Here Kane and Thatcher both stand simultaneously and the camera rises with them—a move that injects the scene with sudden tension and gravity.

 —because, God help them, they have no one to look after their interests!  I’ll let you in on another little secret, Mr. Thatcher.  I think I’m the man to do it.  You see, I have money and property.  If I don’t defend the interests of the underprivileged, somebody else will – maybe somebody without any money or any property…

This is Kane’s self-image.  He is schizophrenic, a fabulously wealthy playboy titan of capitalism who moonlights as a champion of the oppressed, the orphan, the widow, and the underdog.  Charles Foster Kane is Batman.

IV.

Like his superhero parallel, Kane’s pathos is the blossom of a seed sown by childhood trauma.  Kane’s parents weren’t murdered; they were stolen from him by a bank; so he dedicates his life to revenge on everything the bank stands for.  He was bereft of childhood innocence, the simple pleasures of sledding in the snow, the carefree days of idle boyhood, so he spends his adulthood as an overgrown boy, irresponsibly collecting women and art and scandal for the fun of it. Most of all, he was torn from his mother’s love, and spends his life manipulating others into loving him.  As one character describes Kane:

That’s why he did everything. That’s why he went into politics. It seems we weren’t enough.  He wanted all the voters to love him, too.  All he really wanted out life was love.  That’s Charlie’s story – it’s the story of how he lost it.  You see, he just didn’t have any to give.  He loved Charlie Kane, of course, very dearly – and his mother, I guess he always loved her.

That’s Kane’s tragic flaw:  the gnawing neediness to be loved by others.  That’s why he made himself into a populist champion: to win the adulation of the crowds.  Kane has an unquenchable thirst for affirmation, to be told that he is magnificent, to be coddled and held, to capture and hold tight to that feeling you get when you are happy and you share your happiness with people you love.

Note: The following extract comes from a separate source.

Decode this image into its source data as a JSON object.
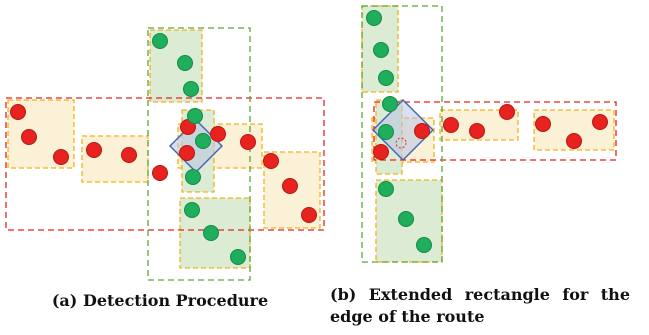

Kane names this feeling “Rosebud.”  Rosebud is the name of the sled Kane plays with as a young boy.  We catch a glimpse of it in the only scene of Charlie’s boyhood.  He is running, shouting, sledding, and doing the things rambunctious boys do while his parents are just inside.  It is a scene of idyllic, exuberant play.  “Rosebud” is a little boy’s shorthand for everything that scene contains.  And it is a dying man’s recollection of everything he lost and everything that seemed further out of reach the more he grasped after it throughout his life.  The more Kane tried to be loved, the more isolated he became.

Citizen Kane is a tragedy of Matthew 16:25-26.  Jesus said “For whoever wants to save their life will lose it, but whoever loses their life for me will find it. What good will it be for someone to gain the whole world, yet forfeit their soul? Or what can anyone give in exchange for their soul?”  Kane never understood that joy is the product of sacrifice.  He thought joy should always be the free and easy kind he remembered as a child, but that only breeds narcissism and selfishness if we pursue it into adulthood.  Kane grasped after his own happiness, and lost it; he inherited the whole world and could never let go; he sought to save his own life, and was damned.  Kane knows it:  he says to a friend at one point, “You know Mr. Berstein, if I hadn’t been very rich, I might have been a really great man.”  Kane is the rich young ruler who walked away from Jesus.

Is Citizen Kane the greatest movie ever made? It doesn’t have a single explosion, wizard, vampire, or lightsaber.  It does have a sober and true estimate of man, a poignant story expertly told in way only the language of cinema could express, and a memorable, almost haunting, lesson.  You can ask for little more from a great work of art.